Chapter Five

THE SOLSTICE

    It was a strange dawn. The Sun seemed reluctant to shake off the shackles of night and soar over the rim of the world. When it did, the rays it sent spinning across Midnight seemed cold and pallid. From the north a frozen mist was seeping over the hills and forests and plains and the dawn was silent, the air empty of birds, the earth untrodden by the chattering creatures of day. Even to Corelay the coldness spread and a nameless chill gripped men’s hearts as they rose to greet the new day. Old warriors, in dread, whispered of Doomdark, for they had been touched like this before, but the rest simply shivered and tried, with small success, to shrug off their unreasoning fear.
    This was only the vanguard of the ice-fear that gathered in the north. Around Ushgarak, the mist was so thick and high that the city still lay in darkness, though the rest of Midnight was bathed in light. Then, like a storm driven by the winds of the tall sky, the great mist began to roll south over the Plains of Despair. Even Doomdark’s creatures quailed and shivered as it passed. The mist fanned out as it moved ever southwards but it did not seem to thin or diminish: rather, it grew thicker and taller as it devoured the waking landscape.
    From the Tower of the Moon, Luxor the Moonprince rode out to meet the dawn. At one side of him rode Morkin, his face eager and shining with the fire the dawn seemed to lack. At the other side rode Corleth the Fey, a hint of unbidden laughter playing round his lips. Luxor turned first to Corleth.
    "My friend, we must part now but I will be with you. I know your people are loathe to fight but this is more than a war of Men. Ride north to the forests of the Fey and gather those you can to our banner: we will have need of you and all your kin before this war is done."
    "The Fey will fight, my Lord Moonprince, though at times you may not notice how. I will raise more than a war-band, I promise you. Fare thee well, my friend."
    Then the Moonprince turned to his son. He placed his hand on the boy’s shoulder.
    "This parting has come too soon. I fear your task may be the hardest of all, Morkin: take no risk without need. You risk enough already."
    "Have no fear, Father. I will return. You risk more than I and it is you who should take care: do not orphan me again."
    Luxor smiled.
    "I will try not to! Farewell, my son."
The Moonprince turned to the south-east, towards Corelay. He took the Moon Ring and slipped it on his finger. In his mind, the distant murmur of battle seemed to grow and a warm fire burned in his blood. Suddenly, the horizon seemed to expand and fly away into the distance as into his mind flooded all the hopes and fears of the peoples of the Free.

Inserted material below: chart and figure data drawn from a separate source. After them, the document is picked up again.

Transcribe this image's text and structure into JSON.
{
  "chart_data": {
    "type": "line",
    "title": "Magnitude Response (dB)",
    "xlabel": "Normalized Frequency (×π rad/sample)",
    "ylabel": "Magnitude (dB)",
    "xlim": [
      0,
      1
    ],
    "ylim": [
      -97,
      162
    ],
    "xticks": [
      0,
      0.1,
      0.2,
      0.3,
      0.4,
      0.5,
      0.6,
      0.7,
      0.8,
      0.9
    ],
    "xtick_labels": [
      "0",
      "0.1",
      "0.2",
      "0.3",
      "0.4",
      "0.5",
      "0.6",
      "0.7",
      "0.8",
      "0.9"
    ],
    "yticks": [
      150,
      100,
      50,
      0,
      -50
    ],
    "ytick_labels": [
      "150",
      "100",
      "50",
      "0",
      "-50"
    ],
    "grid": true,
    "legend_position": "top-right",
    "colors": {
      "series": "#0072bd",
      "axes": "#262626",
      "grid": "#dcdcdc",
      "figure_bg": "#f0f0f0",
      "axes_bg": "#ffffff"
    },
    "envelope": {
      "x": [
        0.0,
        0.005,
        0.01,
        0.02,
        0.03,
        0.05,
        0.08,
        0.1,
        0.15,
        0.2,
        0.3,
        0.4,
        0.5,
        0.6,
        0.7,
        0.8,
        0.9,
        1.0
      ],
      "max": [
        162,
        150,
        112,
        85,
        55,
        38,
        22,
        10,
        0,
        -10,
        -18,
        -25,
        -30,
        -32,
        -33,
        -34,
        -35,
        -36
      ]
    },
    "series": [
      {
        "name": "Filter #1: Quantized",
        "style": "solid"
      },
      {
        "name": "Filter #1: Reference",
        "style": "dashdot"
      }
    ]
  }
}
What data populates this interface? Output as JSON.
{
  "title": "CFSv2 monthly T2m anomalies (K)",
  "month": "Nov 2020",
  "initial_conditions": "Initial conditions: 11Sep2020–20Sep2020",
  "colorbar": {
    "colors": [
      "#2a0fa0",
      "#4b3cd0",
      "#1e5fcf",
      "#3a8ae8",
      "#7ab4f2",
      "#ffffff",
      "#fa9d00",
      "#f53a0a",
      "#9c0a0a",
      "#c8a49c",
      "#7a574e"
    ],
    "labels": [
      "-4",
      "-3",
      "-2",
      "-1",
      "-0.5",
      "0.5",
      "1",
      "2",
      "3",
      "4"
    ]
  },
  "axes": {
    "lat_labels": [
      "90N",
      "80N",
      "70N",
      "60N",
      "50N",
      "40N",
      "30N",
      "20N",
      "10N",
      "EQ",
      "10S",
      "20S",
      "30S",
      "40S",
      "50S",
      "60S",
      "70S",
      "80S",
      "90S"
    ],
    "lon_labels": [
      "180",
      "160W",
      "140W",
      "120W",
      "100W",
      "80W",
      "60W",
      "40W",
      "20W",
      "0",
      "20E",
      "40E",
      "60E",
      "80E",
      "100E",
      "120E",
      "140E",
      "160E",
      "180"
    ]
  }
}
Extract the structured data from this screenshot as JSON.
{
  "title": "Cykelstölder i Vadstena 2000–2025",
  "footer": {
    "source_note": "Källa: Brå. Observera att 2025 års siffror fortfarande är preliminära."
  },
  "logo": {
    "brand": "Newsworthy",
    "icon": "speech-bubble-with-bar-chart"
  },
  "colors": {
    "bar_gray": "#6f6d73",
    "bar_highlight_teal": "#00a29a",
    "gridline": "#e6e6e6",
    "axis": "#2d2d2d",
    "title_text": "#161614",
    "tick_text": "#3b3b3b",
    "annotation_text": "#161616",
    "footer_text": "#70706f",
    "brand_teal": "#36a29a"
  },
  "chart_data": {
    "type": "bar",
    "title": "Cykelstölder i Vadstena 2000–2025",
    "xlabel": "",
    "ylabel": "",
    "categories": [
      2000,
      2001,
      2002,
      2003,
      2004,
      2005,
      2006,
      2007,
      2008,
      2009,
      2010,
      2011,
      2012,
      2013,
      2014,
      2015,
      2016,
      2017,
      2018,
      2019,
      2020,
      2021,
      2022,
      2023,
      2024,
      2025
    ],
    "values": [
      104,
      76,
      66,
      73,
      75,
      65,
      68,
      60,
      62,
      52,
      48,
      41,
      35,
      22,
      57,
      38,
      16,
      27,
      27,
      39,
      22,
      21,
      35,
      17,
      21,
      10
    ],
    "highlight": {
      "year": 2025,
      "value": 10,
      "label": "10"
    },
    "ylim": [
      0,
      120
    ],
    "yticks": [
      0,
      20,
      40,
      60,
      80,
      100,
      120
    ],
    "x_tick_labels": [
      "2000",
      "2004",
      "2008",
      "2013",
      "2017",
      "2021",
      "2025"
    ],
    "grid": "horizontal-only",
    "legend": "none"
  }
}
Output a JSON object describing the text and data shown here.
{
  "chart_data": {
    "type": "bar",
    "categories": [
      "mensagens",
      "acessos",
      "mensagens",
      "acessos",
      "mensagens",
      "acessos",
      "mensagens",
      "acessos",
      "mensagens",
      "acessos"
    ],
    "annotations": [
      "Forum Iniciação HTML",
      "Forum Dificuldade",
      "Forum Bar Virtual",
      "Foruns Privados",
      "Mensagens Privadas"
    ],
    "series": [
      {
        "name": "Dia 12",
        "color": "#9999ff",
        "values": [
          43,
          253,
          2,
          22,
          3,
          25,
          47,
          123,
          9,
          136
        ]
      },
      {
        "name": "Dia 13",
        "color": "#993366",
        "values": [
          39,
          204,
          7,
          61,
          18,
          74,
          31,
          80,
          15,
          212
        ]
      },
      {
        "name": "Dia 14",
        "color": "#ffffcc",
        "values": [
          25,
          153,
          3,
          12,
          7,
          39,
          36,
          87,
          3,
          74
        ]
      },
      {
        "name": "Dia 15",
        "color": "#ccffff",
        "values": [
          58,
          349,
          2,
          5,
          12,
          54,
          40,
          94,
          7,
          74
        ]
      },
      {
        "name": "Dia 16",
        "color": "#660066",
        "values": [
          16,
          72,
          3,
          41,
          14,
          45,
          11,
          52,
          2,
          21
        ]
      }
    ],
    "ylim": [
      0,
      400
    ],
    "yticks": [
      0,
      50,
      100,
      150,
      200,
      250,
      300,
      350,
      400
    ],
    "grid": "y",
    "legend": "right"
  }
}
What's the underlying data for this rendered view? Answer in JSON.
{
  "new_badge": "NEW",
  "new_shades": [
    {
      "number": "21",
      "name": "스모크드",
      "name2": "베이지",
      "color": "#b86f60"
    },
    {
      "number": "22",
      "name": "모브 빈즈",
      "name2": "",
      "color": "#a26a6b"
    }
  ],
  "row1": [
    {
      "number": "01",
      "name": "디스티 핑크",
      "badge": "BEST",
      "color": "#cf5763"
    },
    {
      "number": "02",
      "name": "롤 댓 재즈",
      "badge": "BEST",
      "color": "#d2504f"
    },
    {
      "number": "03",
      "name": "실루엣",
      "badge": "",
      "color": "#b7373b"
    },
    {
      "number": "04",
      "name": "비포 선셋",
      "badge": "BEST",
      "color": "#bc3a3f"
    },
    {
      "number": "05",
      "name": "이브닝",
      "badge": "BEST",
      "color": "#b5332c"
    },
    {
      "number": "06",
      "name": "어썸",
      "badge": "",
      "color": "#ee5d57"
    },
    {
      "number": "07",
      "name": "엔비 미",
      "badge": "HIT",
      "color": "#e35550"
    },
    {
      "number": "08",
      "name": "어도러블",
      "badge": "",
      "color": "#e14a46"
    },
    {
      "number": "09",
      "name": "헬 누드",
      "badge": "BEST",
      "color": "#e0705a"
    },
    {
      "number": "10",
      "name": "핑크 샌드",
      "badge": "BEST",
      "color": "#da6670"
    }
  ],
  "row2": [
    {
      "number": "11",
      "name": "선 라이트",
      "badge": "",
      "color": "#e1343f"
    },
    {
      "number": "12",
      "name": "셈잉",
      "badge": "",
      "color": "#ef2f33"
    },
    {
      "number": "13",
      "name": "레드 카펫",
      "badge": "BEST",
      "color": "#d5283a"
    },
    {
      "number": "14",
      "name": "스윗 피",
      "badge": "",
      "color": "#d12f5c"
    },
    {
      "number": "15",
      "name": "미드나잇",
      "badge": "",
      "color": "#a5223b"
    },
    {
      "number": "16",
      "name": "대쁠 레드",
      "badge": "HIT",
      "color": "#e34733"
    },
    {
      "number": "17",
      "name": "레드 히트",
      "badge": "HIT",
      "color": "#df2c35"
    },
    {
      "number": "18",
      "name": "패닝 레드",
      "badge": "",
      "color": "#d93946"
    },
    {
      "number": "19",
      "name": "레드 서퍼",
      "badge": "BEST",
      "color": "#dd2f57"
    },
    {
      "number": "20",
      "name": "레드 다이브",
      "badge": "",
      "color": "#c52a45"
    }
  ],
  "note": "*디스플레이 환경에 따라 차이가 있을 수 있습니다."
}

He drew his sword from its scabbard and held it aloft, then spurred his white stallion towards the Forest of Shadows and distant Corelay.
    "Arise, Midnight!’’ he called as he rode, "Arise the Free! Peril and doom lie at our gates. Waken your valour, arm yourselves with courage! We ride to conquer Doomdark forever! Arise Midnight, arise!"
    His war-cry rang out across the still dawn, flying over the forests and hills, whispering over the plains, in the distant citadels of the free, in Ithrorn, in Marakith, in Shimeril, in Kumar and in Grad and in Xajorkith, men paused and looked about themselves, imagining they heard a faint echo whose words they couldn’t quite catch yet which quickened their hearts and made their blood race.
    Then, as if swept away by a sudden wind, though the air stayed as still as the mountains, the dour mist that lay over Midnight vanished northwards, shrinking back towards Ushgarak. The full dawn broke suddenly over the land, showering it in a blaze of warmth and light. A wave of hope rippled outwards from the Forest of Shadows across the country of the Free, to far Corelay, to the Plains of Dawn, to the Mountains of Morning, warming chill hearts and bringing a glimmer of gladness to Midnight that had too long been absent.
    In the Winter Palace of Ushgarak, the frozen mist that should have been flowing out in an endless stream was rushing back in. Doomdark flailed his arms through it as it thickened about him.
    "Back!" he cried, "Back! Fly out, out!"
    It was to no avail. The ice-fear rushed homewards and sank back into his cold flesh. When all had returned and the air cleared, there was worse a warmth, an explicable warmth seemed to touch his mind. The Witchking grimaced. He had almost forgotten what pain was like. A spore of doubt buried itself in his thoughts and like a canker, began to grow.
    "A Moonprince?" he mused, "No! It cannot be."
But far to the south, already Luxor the Moonprince sped through the Forest of Shadows to rally Corelay and the Free. The War of the Solstice had begun.